Talking about climate change will help fix it

By Erin Liebeck

Climate change is a threat multiplier, said an atmospheric scientist who believes that climate change will continue to affect the planet if something isn’t done about it soon.

“The number one thing we need to do is talk about it (climate change),” said Katharine Hayhoe. “Talking about it is really important.”

On Wednesday evening, Hayhoe spoke in front of a crowd of 250 people at Schofield Auditorium on the University of Wisconsin-Eau Claire campus. She spoke as part of the university’s 76th Forum Series. Here, she focused on what individuals can do to stop the vicious cycle of the changing climate.

Katharine Hayhoe, an atmospheric scientist, spoke about climate change as part of the University of Wisconsin-Eau Claire Forum Series. © 2019 Erin Liebeck

In addition to being an atmospheric scientist, Hayhoe is a professor in the Department of Political Science and the director of the Climate Science Center at Texas Tech University, according to Hayhoe’s website.

Hayhoe’s work in climate science has earned her numerous honors. She was named one of Fortune magazine’s World’s Greatest Leaders in 2017. As well as earning the 2018 YWCA Woman of Excellence in Science award and the eighth Stephen H. Schneider Award for Outstanding Climate Science Communication.

During her speech, Hayhoe said that she believes that nearly everyone cares about the changing climate, they just don’t realize it. Hayhoe stresses that individuals need to connect the dots about why climate change matters.

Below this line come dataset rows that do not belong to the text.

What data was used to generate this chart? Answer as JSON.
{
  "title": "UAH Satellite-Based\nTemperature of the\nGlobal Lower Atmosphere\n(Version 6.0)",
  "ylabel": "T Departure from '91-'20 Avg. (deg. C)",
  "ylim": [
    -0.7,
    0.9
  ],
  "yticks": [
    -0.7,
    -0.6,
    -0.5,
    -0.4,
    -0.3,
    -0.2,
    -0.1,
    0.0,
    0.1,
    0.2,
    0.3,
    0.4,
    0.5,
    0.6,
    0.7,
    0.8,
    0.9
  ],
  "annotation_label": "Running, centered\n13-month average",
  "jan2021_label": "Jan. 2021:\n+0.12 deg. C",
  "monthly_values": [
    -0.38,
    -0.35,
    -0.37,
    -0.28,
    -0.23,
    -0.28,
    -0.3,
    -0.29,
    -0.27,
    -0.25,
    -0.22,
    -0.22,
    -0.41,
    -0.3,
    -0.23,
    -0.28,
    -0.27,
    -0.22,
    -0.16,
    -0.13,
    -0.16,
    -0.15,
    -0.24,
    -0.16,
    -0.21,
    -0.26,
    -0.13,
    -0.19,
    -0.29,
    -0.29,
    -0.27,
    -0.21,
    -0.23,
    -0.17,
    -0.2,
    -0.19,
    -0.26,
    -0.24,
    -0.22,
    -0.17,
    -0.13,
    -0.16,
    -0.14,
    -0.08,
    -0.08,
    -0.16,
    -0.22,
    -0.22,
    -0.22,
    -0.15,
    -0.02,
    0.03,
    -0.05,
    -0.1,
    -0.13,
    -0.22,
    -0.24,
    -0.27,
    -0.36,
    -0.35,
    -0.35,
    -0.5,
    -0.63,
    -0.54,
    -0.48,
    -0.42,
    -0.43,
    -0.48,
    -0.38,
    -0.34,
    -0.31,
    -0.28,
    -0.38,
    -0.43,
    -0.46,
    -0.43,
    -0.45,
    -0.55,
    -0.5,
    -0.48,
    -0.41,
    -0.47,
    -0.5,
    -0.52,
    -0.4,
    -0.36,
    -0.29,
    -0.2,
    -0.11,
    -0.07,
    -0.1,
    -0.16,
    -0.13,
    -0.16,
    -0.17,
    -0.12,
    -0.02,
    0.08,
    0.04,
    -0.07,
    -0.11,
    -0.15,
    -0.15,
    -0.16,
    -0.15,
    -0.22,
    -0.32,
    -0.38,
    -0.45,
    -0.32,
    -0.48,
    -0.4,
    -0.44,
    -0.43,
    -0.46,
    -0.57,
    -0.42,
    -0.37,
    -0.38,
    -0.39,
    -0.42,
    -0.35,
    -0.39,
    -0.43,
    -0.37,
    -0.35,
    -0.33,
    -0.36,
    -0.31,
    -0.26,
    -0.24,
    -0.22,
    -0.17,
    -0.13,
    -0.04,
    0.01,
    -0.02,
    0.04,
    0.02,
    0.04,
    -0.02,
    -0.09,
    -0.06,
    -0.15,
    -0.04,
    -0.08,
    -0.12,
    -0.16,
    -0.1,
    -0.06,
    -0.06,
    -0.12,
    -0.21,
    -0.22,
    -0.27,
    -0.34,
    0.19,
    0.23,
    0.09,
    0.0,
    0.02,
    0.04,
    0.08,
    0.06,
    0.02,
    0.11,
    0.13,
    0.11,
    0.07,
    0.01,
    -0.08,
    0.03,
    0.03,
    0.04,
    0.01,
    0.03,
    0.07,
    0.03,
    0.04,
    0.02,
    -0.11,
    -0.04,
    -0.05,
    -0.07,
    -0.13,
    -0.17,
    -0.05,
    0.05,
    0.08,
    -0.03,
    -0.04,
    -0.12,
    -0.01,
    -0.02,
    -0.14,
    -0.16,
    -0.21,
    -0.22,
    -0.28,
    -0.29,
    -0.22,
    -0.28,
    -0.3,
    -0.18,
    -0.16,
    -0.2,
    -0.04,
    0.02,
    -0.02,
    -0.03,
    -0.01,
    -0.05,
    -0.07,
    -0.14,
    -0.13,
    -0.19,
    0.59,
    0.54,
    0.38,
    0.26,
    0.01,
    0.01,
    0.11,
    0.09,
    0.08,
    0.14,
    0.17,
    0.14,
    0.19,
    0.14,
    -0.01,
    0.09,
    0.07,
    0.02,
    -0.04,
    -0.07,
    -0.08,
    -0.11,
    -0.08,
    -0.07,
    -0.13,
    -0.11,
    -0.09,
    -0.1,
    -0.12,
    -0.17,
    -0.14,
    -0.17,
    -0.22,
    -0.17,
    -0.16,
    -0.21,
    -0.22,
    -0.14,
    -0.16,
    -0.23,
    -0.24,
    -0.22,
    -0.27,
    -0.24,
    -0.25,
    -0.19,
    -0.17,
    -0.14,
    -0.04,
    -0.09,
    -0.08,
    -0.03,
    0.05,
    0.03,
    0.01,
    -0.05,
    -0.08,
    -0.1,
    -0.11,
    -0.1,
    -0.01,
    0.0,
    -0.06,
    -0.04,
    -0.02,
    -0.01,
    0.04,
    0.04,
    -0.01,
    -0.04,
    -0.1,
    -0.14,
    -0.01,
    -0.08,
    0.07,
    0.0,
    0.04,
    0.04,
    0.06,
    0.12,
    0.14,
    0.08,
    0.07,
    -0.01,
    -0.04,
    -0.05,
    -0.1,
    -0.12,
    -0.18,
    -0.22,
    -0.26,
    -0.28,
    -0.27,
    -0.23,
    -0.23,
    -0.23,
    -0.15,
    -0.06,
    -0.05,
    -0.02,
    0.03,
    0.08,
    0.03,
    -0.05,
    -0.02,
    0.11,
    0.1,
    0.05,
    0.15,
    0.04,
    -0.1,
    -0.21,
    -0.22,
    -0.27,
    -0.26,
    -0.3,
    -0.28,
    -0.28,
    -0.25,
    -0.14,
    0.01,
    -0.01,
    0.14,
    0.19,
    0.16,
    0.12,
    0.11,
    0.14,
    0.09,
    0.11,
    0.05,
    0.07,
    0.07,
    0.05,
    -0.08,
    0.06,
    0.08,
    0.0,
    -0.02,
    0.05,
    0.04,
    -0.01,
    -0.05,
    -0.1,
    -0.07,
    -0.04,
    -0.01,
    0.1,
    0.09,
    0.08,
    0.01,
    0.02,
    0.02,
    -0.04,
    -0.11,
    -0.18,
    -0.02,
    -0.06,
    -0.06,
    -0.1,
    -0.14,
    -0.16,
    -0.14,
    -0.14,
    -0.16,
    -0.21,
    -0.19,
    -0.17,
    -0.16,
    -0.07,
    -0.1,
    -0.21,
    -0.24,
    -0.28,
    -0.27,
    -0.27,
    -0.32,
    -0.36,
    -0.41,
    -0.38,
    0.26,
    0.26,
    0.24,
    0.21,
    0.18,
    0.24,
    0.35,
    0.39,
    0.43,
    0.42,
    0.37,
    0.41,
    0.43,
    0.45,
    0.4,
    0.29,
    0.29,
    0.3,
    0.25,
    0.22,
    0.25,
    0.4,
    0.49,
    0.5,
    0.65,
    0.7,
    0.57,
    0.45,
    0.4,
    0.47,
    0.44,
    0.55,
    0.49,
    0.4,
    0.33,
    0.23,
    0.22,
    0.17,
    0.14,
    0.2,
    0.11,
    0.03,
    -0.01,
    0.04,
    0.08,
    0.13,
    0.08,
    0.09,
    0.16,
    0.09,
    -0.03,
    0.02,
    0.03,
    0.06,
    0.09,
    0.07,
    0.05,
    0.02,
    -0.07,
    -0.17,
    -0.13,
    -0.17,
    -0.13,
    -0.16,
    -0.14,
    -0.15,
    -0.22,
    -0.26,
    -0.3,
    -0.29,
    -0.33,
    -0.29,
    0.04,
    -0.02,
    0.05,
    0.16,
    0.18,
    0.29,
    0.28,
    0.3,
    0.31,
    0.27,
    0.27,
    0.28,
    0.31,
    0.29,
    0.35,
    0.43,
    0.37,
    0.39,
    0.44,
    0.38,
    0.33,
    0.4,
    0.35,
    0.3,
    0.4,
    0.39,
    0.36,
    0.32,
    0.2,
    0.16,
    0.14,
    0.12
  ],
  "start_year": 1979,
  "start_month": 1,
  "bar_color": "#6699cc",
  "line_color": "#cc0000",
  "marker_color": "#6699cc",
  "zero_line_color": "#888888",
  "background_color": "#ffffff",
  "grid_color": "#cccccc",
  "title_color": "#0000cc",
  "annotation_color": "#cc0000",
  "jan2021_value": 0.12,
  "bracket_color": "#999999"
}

“Many people believe that in order to fix climate change, we need to go back to the stone age,” said Hayhoe. “This is absolutely not true.”

Hayhoe said that many individuals believe that the solutions to climate change pose a threat to society. She added that they think the solutions are too pricey and will destroy the economy.

However, Hayhoe said affordable solutions, such as reducing food waste, can help fight against climate change.

During her speech, Hayhoe also stressed the importance of the conversation of climate change. She said that nearly 59 percent of people in Eau Claire believe that climate change is caused by human activity, yet a majority of individuals say they never talk about it.

Fear is not going to motivate individuals, Hayhoe said while talking about how to get individuals to make a change for a better climate. The world needs to have hope and a vision of a better future.

“Without hope, our self-fulfilling prophecy is doom,” said Hayhoe.

 She explained how climate change not only affects individuals currently living, but how it will affect future children, animals, plants and nature.

Across the globe efforts have been made to stop climate change. China has been investing in clean energy and reducing the amount of carbon dioxide they are emitting into the atmosphere. Hayhoe added that China has also shut down all their coal plants around Beijing.

Hayhoe also said that in Texas, the Dallas/Fort-Worth International Airport became North America’s first carbon neutral airport.

Organizations, such as Apple Inc. are now powered by 100 percent renewable energy and Walmart plans to be powered by 50 percent renewable energy by 2030, Hayhoe said while talking about organizations that are taking a stand against climate change.

Audience member Carin Keyes said the forum helped her realize that solutions for global warming can be positive and affordable.

To Keyes, Hayhoe’s work is astounding.

“She is influential on all levels of her work,” Keyes said.

Hayhoe’s work in climate change has helped individuals and organizations evaluate the potential impacts of climate change, according to Hayhoe’s website.

She explains that change is happening, it is just not happening fast enough.

“We often picture this problem as a boulder on the bottom of a hill,” Hayhoe said. “But in reality, that boulder is already at the top of the hill. And it has millions of hands on it, pushing it down. It just isn’t going fast enough.”